NORFOLK — More than 50 years ago, Clarence Ray took advantage of an offer he couldn’t refuse – work for his father’s auto repair business to pay for his first semester each year at Old Dominion University and his father would pay for the second semester.
“ODU was a perfect fit for me,” he said. “We didn’t have the money for me to go out of town to college. I lived right in the Norfolk area, so I commuted to school.”
Spending too much time working for his father, however, caused his grades to suffer to the point of receiving an expulsion letter from the dean of engineering.
That’s when faculty advisor Fred Moreadith stepped in. Seeing Ray’s potential, Moreadith made another offer – “cut back your work hours at your father’s shop and I’ll do everything I can to convince the dean to reverse your expulsion.”
“I was so pleased that my faculty adviser had that much faith in me that I wanted to honor that by doing my very best,” Ray said.
His very best might be an understatement. Ray, who received his engineering degree in 1970, became a power player in the power industry, spending most of his nearly 45-year career at Duke Energy in North Carolina.
His more than 36 years at Duke included serving as CEO for two Duke Energy subsidiaries, one being Duke Fluor Daniel, a multi-billion-dollar international engineering and construction partnership.

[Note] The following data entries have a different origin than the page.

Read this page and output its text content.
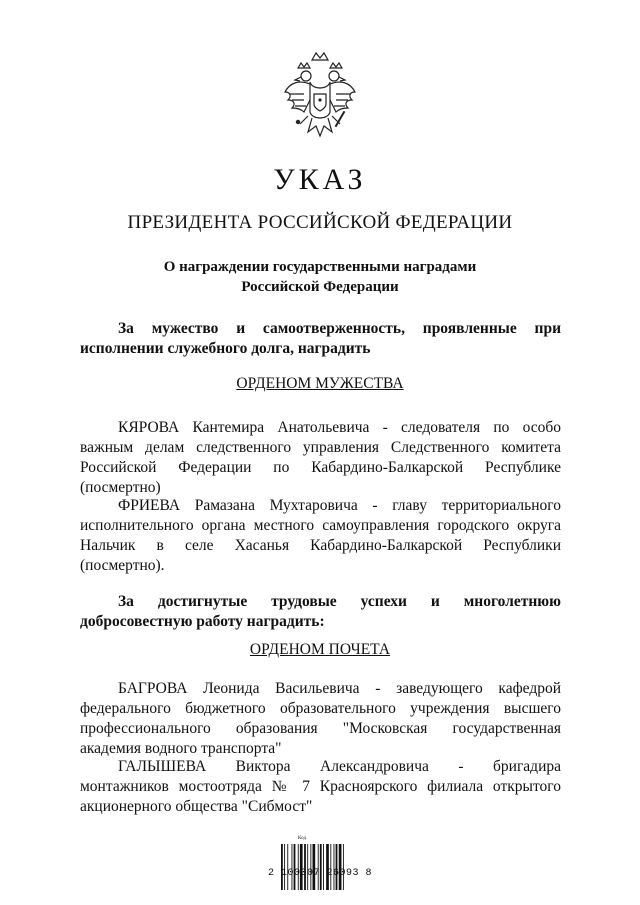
УКАЗ
ПРЕЗИДЕНТА РОССИЙСКОЙ ФЕДЕРАЦИИ
О награждении государственными наградами
Российской Федерации
За мужество и самоотверженность, проявленные при
исполнении служебного долга, наградить
ОРДЕНОМ МУЖЕСТВА
КЯРОВА Кантемира Анатольевича - следователя по особо
важным делам следственного управления Следственного комитета
Российской Федерации по Кабардино-Балкарской Республике
(посмертно)
ФРИЕВА Рамазана Мухтаровича - главу территориального
исполнительного органа местного самоуправления городского округа
Нальчик в селе Хасанья Кабардино-Балкарской Республики
(посмертно).
За достигнутые трудовые успехи и многолетнюю
добросовестную работу наградить:
ОРДЕНОМ ПОЧЕТА
БАГРОВА Леонида Васильевича - заведующего кафедрой
федерального бюджетного образовательного учреждения высшего
профессионального образования "Московская государственная
академия водного транспорта"
ГАЛЫШЕВА Виктора Александровича - бригадира
монтажников мостоотряда № 7 Красноярского филиала открытого
акционерного общества "Сибмост"
Код
2 100007 26093 8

“Duke Fluor Daniel was put together to design and build power plants both here in the U.S. and internationally,” Ray said. “I started as vice president of engineering and then after about a year, I was vice president of projects and then became president and CEO. We grew the company from four or five hundred million-dollar revenue to between three and a half and four billion dollars in revenue.”
After serving as CEO for another subsidiary, Duke Energy Generation Services, Ray retired from Duke in 2007. But he didn’t stop there.
He was lured by the Shaw Group, another major energy company, where he became CEO of the power division.
Ray attributes much of his success to the broad-based engineering knowledge he received at ODU.
“I’ve always felt that the education that I got at ODU played a significant role in my ability to do what I was able to do over my 44-year career,” he said. “Having classes in electrical and mechanical and civil engineering gave me a broad understanding of engineering, how to think in the context of all of those things.”
Ray gives back to ODU in the form of an endowed scholarship for engineering students.
“It’s not a big scholarship, but it’s appreciated,” he said. “I get letters from the scholarship awardees, some short letters and some very long, all of them nice letters detailing their backgrounds and so forth, so that’s been a really rewarding experience.”
Ray describes the endowment process as simple and believes any alum can do it.
“You don’t have to start with a huge amount of money,” he said. “A set amount of money, agree that you’ll put this much in and do it year after year after year, and it grows over time. So you don’t have to even be at the level where they would do a scholarship right away. You can start at a small level, let it grow and then the university will start issuing scholarships under that. The school manages the money very well.”